I have been playing with two guys I had respected once I had moved here, back when there was the Speakeasy and there was I-Spy. I used to go see them, it is saxophonist Wally Shoup and [guitarist] Dennis Rea, and playing with both of those guys has been ear opening, much like Greg, Brian, and Stuart, in that I find that my experience in my own little world is applicable to something larger than that. So I have tried to find ways to expand on my improvised music experiences yet simultaneously I have finally put together a band with some of my closest musical comrades, Mark Ostrowski, Stephen Fandrich, and Bill Monto, with a couple of guys we have really gotten to know in the last year or so when we were doing the weekly at Faire and since then at the new weekly at Electric Tea Garden, [saxophonist/flautist] Darian Asplund and [trumpeter] Robby Beasley, and that is the Lil Coop Sextet.
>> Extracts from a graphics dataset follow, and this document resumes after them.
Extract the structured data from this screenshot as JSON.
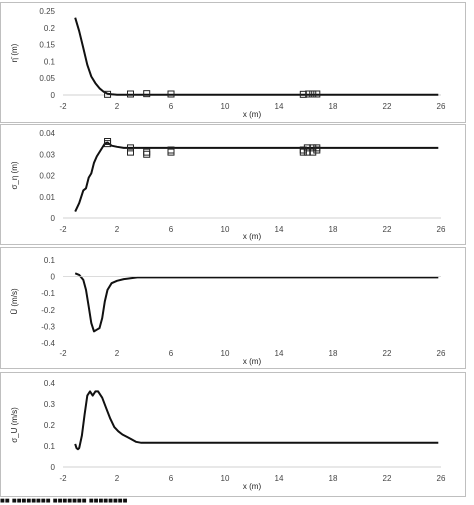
{
  "chart_data": [
    {
      "type": "line",
      "ylabel": "η̄ (m)",
      "xlabel": "x (m)",
      "xlim": [
        -2,
        26
      ],
      "ylim": [
        0,
        0.25
      ],
      "xticks": [
        "-2",
        "2",
        "6",
        "10",
        "14",
        "18",
        "22",
        "26"
      ],
      "yticks": [
        "0",
        "0.05",
        "0.1",
        "0.15",
        "0.2",
        "0.25"
      ],
      "series": [
        {
          "style": "line",
          "x": [
            -1.1,
            -0.8,
            -0.5,
            -0.2,
            0.1,
            0.4,
            0.7,
            1.0,
            1.3,
            1.6,
            2.0,
            3.0,
            4.0,
            6.0,
            10,
            14,
            18,
            22,
            25.8
          ],
          "y": [
            0.23,
            0.19,
            0.14,
            0.09,
            0.055,
            0.035,
            0.02,
            0.01,
            0.004,
            0.002,
            0.001,
            0.001,
            0.001,
            0.001,
            0.001,
            0.001,
            0.001,
            0.001,
            0.001
          ]
        },
        {
          "style": "markers",
          "x": [
            1.3,
            3.0,
            4.2,
            6.0,
            15.8,
            16.2,
            16.5,
            16.8
          ],
          "y": [
            0.002,
            0.003,
            0.004,
            0.003,
            0.002,
            0.003,
            0.003,
            0.003
          ]
        }
      ]
    },
    {
      "type": "line",
      "ylabel": "σ_η (m)",
      "xlabel": "x (m)",
      "xlim": [
        -2,
        26
      ],
      "ylim": [
        0,
        0.04
      ],
      "xticks": [
        "-2",
        "2",
        "6",
        "10",
        "14",
        "18",
        "22",
        "26"
      ],
      "yticks": [
        "0",
        "0.01",
        "0.02",
        "0.03",
        "0.04"
      ],
      "series": [
        {
          "style": "line",
          "x": [
            -1.1,
            -0.8,
            -0.5,
            -0.3,
            -0.1,
            0.1,
            0.3,
            0.5,
            0.8,
            1.1,
            1.3,
            1.6,
            2.0,
            2.5,
            3.0,
            4.0,
            6.0,
            10,
            14,
            18,
            22,
            25.8
          ],
          "y": [
            0.003,
            0.007,
            0.013,
            0.014,
            0.019,
            0.021,
            0.026,
            0.029,
            0.032,
            0.035,
            0.0355,
            0.034,
            0.0335,
            0.033,
            0.033,
            0.033,
            0.033,
            0.033,
            0.033,
            0.033,
            0.033,
            0.033
          ]
        },
        {
          "style": "markers",
          "x": [
            1.3,
            1.3,
            3.0,
            3.0,
            4.2,
            4.2,
            6.0,
            6.0,
            15.8,
            15.8,
            16.1,
            16.1,
            16.5,
            16.5,
            16.8,
            16.8
          ],
          "y": [
            0.036,
            0.035,
            0.033,
            0.031,
            0.031,
            0.03,
            0.032,
            0.031,
            0.032,
            0.031,
            0.033,
            0.031,
            0.033,
            0.031,
            0.033,
            0.032
          ]
        }
      ]
    },
    {
      "type": "line",
      "ylabel": "Ū (m/s)",
      "xlabel": "x (m)",
      "xlim": [
        -2,
        26
      ],
      "ylim": [
        -0.4,
        0.1
      ],
      "xticks": [
        "-2",
        "2",
        "6",
        "10",
        "14",
        "18",
        "22",
        "26"
      ],
      "yticks": [
        "0.1",
        "0",
        "-0.1",
        "-0.2",
        "-0.3",
        "-0.4"
      ],
      "series": [
        {
          "style": "line",
          "x": [
            -1.1,
            -0.8,
            -0.5,
            -0.3,
            -0.1,
            0.1,
            0.3,
            0.5,
            0.7,
            0.9,
            1.1,
            1.3,
            1.6,
            2.0,
            2.5,
            3.0,
            3.5,
            4.0,
            6.0,
            10,
            14,
            18,
            22,
            25.8
          ],
          "y": [
            0.02,
            0.01,
            -0.02,
            -0.08,
            -0.18,
            -0.28,
            -0.33,
            -0.32,
            -0.31,
            -0.25,
            -0.15,
            -0.08,
            -0.04,
            -0.025,
            -0.015,
            -0.01,
            -0.005,
            -0.005,
            -0.005,
            -0.005,
            -0.005,
            -0.005,
            -0.005,
            -0.005
          ]
        }
      ]
    },
    {
      "type": "line",
      "ylabel": "σ_U (m/s)",
      "xlabel": "x (m)",
      "xlim": [
        -2,
        26
      ],
      "ylim": [
        0,
        0.4
      ],
      "xticks": [
        "-2",
        "2",
        "6",
        "10",
        "14",
        "18",
        "22",
        "26"
      ],
      "yticks": [
        "0",
        "0.1",
        "0.2",
        "0.3",
        "0.4"
      ],
      "series": [
        {
          "style": "line",
          "x": [
            -1.1,
            -1.0,
            -0.9,
            -0.8,
            -0.6,
            -0.4,
            -0.2,
            0.0,
            0.2,
            0.4,
            0.6,
            0.9,
            1.2,
            1.5,
            1.8,
            2.1,
            2.4,
            2.7,
            3.0,
            3.4,
            3.8,
            6.0,
            10,
            14,
            18,
            22,
            25.8
          ],
          "y": [
            0.11,
            0.09,
            0.085,
            0.09,
            0.15,
            0.25,
            0.34,
            0.36,
            0.34,
            0.36,
            0.36,
            0.33,
            0.28,
            0.23,
            0.19,
            0.17,
            0.155,
            0.145,
            0.135,
            0.12,
            0.115,
            0.115,
            0.115,
            0.115,
            0.115,
            0.115,
            0.115
          ]
        }
      ]
    }
  ]
}
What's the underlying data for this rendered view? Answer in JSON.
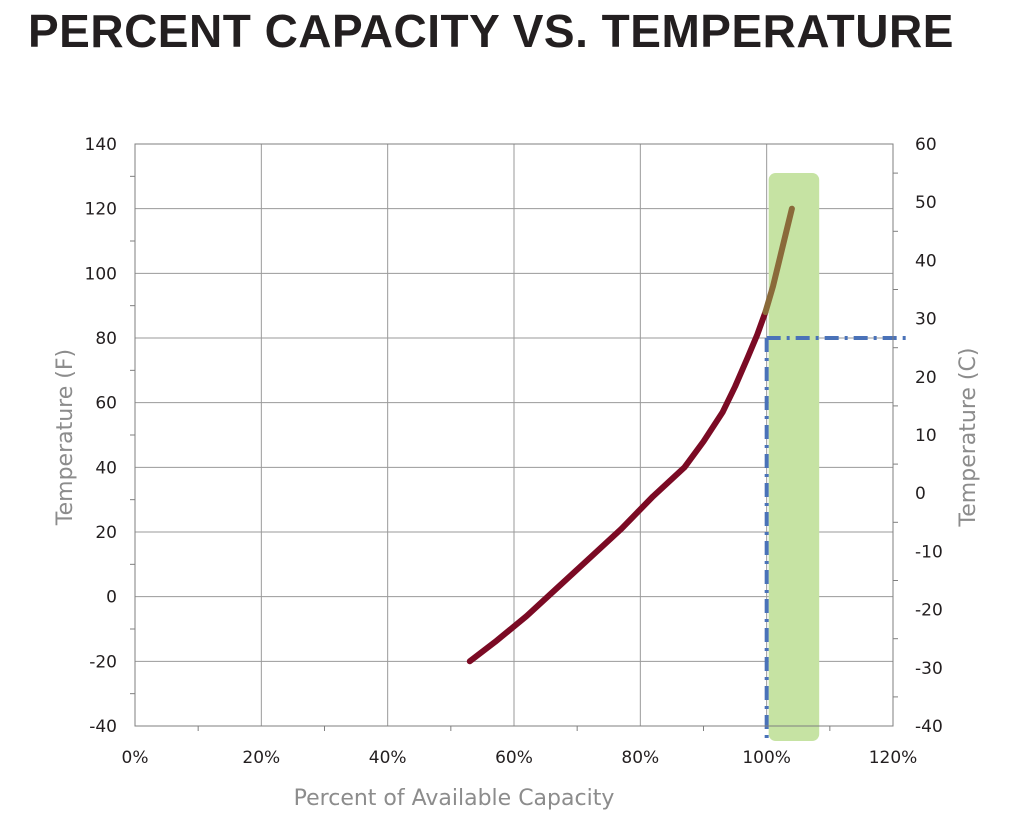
{
  "chart_data": {
    "type": "line",
    "title": "PERCENT CAPACITY VS. TEMPERATURE",
    "xlabel": "Percent of Available Capacity",
    "ylabel": "Temperature (F)",
    "y2label": "Temperature (C)",
    "xlim": [
      0,
      120
    ],
    "ylim": [
      -40,
      140
    ],
    "y2lim": [
      -40,
      60
    ],
    "x_ticks": [
      "0%",
      "20%",
      "40%",
      "60%",
      "80%",
      "100%",
      "120%"
    ],
    "y_ticks": [
      "-40",
      "-20",
      "0",
      "20",
      "40",
      "60",
      "80",
      "100",
      "120",
      "140"
    ],
    "y2_ticks": [
      "-40",
      "-30",
      "-20",
      "-10",
      "0",
      "10",
      "20",
      "30",
      "40",
      "50",
      "60"
    ],
    "grid": true,
    "series": [
      {
        "color": "#7b0a24",
        "x": [
          53,
          57,
          62,
          67,
          72,
          77,
          82,
          87,
          90,
          93,
          95,
          97,
          98.5,
          99.8
        ],
        "y": [
          -20,
          -14,
          -6,
          3,
          12,
          21,
          31,
          40,
          48,
          57,
          65,
          74,
          81,
          88
        ]
      },
      {
        "color": "#8a6a3a",
        "x": [
          99.8,
          101,
          102,
          103,
          104
        ],
        "y": [
          88,
          96,
          104,
          112,
          120
        ]
      }
    ],
    "highlight_band": {
      "x": [
        100,
        108
      ],
      "color": "#c6e3a3"
    },
    "reference": {
      "x": 100,
      "y": 80,
      "color": "#4a72b8"
    }
  }
}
The other thing that has happened in the last couple of years is that I stopped having a 9 to 5-which, as a gigging musician, was extremely tough. But a creative musician can find creative ways to make a living. In the last year-and-a-half, I have worked on building a studio, so now I have a performance, recording and preservation studio where I have also done a couple of production things for different organizations, and focused a lot of time on writing, arranging,recording and rehearsing this band to where we are playing my compositions.
Some of them are straightforward and then some of them are very indeterminate and a sort of mix of indeterminate and serial and free jazz. Some of them are new and some of them are old, so it is about 50/50 new stuff that I wrote while I had more time, once I wasn't doing the 9 to 5 and some of them are old things that we used to do with either Floss or Deal's Number or Non Grata, the Monktail big band that we have rearranged for this sextet.
Some of them are kind of straightforward melodic material, basically a melody with some changes, and some of them are just a harmonic background. This is a twelve tone row with a bass line and then this is the matrix of the twelve tone row serialized in an inversion, retrograde, retrograde-inversion, etcetera, etcetera, which is used for improvisation. You know, four segments that are broken up into different segments, and the band has just adapted and been able to incorporate these things in a way that it doesn't sound like a 1930s chamber orchestra playing serial music, but it also doesn't sound like just a bop sextet. I think we have sort of found this new ground. And then plus we can roar some super fast swing and free jazz.